The Riddle of Dmitri
Considered from Historical, Psychological, and Spiritual-Scientific Viewpoints
In a private conversation on his deathbed, Rudolf Steiner informed his friend Count Polzer-Hoditz of three spiritual problems that would need to be resolved in the coming years: First is the question of the two Johns (John the Baptist and John the Evangelist). Second is the question of who Dmitri actually was. Third is the matter of Caspar Hauser’s origin.
Tackling these issues, Steiner said, would be critically important to humanity’s future. He added, “In all three problems, it is important that one’s gaze is directed not toward death but toward birth. Where did they come from and with what tasks?” In the case of Dmitri, Steiner emphasized that the most important thing is to discover what was supposed to be achieved through his being.
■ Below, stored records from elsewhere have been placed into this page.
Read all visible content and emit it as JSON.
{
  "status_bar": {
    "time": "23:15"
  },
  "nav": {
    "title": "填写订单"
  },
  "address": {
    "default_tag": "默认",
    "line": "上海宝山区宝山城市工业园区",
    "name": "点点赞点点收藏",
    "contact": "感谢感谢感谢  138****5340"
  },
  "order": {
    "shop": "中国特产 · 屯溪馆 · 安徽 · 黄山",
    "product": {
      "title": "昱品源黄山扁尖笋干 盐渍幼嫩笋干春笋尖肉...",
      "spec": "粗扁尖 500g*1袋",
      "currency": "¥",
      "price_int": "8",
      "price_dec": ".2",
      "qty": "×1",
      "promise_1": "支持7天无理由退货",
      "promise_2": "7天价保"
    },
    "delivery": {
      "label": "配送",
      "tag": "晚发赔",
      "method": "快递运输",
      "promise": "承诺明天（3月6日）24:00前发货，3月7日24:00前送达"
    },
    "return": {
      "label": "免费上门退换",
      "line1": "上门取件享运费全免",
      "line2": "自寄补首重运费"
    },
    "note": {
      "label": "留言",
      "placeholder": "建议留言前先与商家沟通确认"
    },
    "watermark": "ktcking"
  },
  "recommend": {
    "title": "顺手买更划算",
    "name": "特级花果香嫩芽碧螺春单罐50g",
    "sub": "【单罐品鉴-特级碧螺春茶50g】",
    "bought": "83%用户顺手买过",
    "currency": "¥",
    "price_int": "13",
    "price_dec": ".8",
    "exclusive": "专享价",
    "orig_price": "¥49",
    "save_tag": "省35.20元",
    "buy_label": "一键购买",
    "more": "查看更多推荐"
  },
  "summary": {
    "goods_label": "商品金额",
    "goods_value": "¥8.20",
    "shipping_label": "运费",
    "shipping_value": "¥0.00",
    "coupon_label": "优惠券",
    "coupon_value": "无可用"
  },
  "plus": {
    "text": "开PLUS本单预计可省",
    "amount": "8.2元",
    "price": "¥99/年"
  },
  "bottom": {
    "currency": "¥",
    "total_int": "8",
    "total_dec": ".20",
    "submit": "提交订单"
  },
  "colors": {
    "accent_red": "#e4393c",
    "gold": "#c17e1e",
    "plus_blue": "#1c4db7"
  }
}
Utilizing the significant clues left by Steiner, Prokofieff tackles the second of these tasks, a great unsolved mystery of Russian history. Tsarevich Dmitri, the son of Tsar Ivan the Terrible, was murdered as a young boy. He was later impersonated by a series of rogues and pretenders.
Prokofieff’s wideranging study integrates historical, psychological, and spiritual-scientific perspectives in his effort to uncover the truth behind Dmitri’s brief life and mission and the distortions created by the “false Dmitris.” He also examines the significance of Friedrich Schiller’s unfinished play, Demetrius.